A look at other states
Daniels said several other states have enacted similar laws – with similar results.

“I don’t think that this particular state that we’re in will reveal anything that those other 13 states haven’t found already – and that is, that the people who get government benefits do not use illegal drugs in any greater numbers than anybody else.”

Tara Britton with the Center for Community Solutions also testified against the bill – saying it’s a punitive approach to addiction treatment and will only worsen problems faced by addicts and their families. That brought this question, again from Rep. Conditt: “This bill would actually refer people to free treatment. How is that punitive?”

Not enough resources
Britton said not only are there not enough spaces in drug-treatment programs as it is, but that this could keep people from approaching them in the first place.

“Just putting up that roadblock at the very front – knowing that, going in, you may be subject to a drug- test based on a screening – is enough to discourage someone from coming in the door in the first place.”

And that’s a big concern for Democratic Rep. Janine Boyd of Cleveland Heights, who’s also on the committee hearing that bill.

“This is just another loophole. And to me, it’s like a loop that’s on fire. And they have to jump through this fiery hoop.”

Trouble for more than addicts?
And Boyd says it’s not just that addicts may turn away because of fear of being tested.

“It surprises me that my Republican friends, who really, their platform is centered around smaller government, would want to do something like this, when in fact there are already non-profits out there, workforce development programs, great programs with great long-term outcomes that already do this. We’re really – I don’t think we’re the ones to do this.”

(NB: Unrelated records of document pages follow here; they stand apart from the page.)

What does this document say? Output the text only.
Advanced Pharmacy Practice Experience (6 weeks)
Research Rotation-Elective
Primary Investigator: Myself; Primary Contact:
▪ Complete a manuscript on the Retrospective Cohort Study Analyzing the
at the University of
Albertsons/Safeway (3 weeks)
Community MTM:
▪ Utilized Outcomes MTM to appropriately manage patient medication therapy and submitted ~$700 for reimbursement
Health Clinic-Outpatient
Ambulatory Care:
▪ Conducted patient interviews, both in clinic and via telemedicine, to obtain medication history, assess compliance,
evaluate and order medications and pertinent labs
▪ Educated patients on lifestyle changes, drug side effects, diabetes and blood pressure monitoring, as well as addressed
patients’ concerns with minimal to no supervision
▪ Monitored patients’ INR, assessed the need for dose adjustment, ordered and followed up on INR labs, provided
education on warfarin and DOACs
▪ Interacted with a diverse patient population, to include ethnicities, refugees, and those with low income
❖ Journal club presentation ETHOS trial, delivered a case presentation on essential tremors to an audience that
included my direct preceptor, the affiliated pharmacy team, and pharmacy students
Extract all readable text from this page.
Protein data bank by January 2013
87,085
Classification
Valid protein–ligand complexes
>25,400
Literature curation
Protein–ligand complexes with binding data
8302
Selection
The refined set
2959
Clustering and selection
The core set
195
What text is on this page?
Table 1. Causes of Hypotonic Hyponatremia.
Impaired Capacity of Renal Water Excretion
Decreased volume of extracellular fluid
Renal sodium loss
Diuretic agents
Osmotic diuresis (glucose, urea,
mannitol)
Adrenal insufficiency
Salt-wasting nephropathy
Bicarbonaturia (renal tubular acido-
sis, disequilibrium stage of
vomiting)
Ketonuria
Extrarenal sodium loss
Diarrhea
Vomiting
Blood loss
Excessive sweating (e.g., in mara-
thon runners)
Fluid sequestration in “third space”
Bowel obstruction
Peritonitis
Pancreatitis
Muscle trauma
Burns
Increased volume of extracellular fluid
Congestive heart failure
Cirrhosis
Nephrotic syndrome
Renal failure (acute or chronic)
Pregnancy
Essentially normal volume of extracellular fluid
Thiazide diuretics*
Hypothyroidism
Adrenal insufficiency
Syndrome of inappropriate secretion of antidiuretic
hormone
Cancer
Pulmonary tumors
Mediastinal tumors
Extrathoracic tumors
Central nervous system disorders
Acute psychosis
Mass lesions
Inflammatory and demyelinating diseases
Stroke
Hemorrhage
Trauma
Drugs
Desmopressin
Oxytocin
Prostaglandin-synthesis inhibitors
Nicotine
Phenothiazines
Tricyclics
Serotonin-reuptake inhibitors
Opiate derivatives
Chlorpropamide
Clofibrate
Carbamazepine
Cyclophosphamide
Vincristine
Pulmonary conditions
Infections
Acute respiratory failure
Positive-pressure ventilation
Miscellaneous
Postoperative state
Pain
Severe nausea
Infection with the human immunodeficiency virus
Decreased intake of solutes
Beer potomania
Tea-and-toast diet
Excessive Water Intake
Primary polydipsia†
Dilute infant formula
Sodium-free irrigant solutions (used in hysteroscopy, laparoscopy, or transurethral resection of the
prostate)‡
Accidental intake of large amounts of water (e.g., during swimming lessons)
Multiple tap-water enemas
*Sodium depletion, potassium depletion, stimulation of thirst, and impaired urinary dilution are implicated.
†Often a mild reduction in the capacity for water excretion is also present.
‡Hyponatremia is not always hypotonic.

Schaffer says he and his cosponsor created the bill after talking with police, job and family services agency directors and others. But Boyd says she’s concerned that people who would be applying for benefits and could be subject to testing were not consulted.

Schaffer says he’s met with Democratic Rep. Stephanie Howse of Cleveland about getting input from recipients and case workers in Cleveland. And Boyd says she hopes that feedback will lead to some changes in the bill.